According to the cuneiform tablets translated by Doctor Leight and his associates, the Vimanians supposedly interfered with human evolution. By having their early worker drones mate with Australopithecus afarensis, and later Homo erectus, the Vimanians intended to jumpstart the human evolutionary process, thereby creating an entire race of super powered slaves. Much later the White Martians would experiment on Homo sapiens who had possibly inherited the metagene left by the Vimanans.

==Powers and abilities==
- According to Superman and Doctor Light, the extra chromosome possessed by members of the Xenobrood is the source of their superhuman abilities.

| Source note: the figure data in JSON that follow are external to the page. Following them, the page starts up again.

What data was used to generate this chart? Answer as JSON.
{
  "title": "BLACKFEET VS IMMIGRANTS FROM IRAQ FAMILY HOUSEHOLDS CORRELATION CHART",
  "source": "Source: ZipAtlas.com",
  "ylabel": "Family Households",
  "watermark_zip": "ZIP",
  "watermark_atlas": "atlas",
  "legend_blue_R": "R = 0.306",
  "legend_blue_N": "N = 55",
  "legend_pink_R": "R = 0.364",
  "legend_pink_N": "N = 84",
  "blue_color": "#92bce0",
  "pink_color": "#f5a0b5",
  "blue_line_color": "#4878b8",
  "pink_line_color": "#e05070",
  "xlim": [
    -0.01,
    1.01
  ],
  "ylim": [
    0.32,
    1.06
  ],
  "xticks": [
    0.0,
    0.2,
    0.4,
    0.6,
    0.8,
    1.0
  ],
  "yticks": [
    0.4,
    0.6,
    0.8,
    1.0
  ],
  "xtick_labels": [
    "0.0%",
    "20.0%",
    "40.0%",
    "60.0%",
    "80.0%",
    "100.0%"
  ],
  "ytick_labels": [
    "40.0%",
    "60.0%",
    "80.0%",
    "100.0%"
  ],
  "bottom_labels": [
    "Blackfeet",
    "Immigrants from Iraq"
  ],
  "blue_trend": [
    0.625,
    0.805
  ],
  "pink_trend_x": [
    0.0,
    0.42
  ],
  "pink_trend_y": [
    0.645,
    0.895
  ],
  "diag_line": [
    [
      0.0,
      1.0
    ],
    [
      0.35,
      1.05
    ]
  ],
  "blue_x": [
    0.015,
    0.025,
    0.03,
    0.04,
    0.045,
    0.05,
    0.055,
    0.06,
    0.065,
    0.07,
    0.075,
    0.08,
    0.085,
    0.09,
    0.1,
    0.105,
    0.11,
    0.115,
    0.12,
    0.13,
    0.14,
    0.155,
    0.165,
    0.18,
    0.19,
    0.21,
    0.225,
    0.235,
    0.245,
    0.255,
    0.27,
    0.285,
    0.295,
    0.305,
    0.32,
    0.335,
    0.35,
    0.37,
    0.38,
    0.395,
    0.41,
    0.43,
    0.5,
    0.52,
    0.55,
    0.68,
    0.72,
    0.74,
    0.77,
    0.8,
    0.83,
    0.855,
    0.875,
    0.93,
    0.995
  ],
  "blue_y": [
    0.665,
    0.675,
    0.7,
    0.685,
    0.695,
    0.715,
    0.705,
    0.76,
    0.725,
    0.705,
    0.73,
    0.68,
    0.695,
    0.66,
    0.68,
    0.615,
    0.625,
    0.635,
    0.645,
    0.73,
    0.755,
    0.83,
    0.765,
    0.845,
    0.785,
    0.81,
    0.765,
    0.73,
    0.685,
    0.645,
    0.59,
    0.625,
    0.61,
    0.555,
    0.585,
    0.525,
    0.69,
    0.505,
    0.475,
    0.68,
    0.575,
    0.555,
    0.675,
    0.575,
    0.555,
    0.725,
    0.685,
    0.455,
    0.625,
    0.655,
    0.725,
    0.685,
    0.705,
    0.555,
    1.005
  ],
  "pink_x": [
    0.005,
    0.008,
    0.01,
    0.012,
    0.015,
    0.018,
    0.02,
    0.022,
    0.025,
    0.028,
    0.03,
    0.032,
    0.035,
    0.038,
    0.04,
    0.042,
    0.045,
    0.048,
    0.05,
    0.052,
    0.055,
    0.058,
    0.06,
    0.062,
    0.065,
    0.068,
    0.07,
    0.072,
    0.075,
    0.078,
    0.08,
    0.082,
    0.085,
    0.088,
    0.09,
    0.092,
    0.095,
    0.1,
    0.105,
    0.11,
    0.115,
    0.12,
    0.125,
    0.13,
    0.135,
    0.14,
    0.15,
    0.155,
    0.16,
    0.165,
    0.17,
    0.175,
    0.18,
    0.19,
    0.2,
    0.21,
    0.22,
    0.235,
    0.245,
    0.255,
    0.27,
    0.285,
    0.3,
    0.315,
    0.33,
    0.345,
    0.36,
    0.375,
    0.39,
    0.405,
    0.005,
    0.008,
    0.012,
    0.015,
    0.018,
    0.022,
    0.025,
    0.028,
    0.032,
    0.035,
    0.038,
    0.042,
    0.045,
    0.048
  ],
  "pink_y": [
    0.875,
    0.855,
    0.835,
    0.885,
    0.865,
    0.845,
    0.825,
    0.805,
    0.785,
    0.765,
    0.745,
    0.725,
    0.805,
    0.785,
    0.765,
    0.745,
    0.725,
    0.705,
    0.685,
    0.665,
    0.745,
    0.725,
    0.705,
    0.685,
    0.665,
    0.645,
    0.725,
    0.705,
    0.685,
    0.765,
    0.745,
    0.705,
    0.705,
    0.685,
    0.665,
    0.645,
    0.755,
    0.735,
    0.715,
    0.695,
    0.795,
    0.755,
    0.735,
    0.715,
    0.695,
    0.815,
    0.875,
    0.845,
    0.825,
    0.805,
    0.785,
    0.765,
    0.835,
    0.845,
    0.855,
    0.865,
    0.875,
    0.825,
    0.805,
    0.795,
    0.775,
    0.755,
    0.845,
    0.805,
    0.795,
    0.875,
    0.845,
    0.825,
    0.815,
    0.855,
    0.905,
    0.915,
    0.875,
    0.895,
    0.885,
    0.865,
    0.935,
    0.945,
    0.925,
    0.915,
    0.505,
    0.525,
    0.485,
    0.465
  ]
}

- The four drones have bodies that are both crystalline and organic, or as they are later referred to as "organic crystal".
- All four members of the Xenobrood have Rh negative blood that is still somehow compatible with humans.
- The drones were created for manual labor, specifically the mining of mineral and metal ores. This is supposedly reflected in the abilities they each exhibit.

==Members==
- Astra - female in blue costume who can possess people. Used to search for pockets of ore.
- Blip - green costumed female who can teleport anyone and anything anywhere. Used to transport ore and rubble.
- Thrasher - hulking brute in brown costume with super strength. Used to pulverize stone.
- Zapatak - purple costumed team leader, fires energy bolts. Used to melt ore.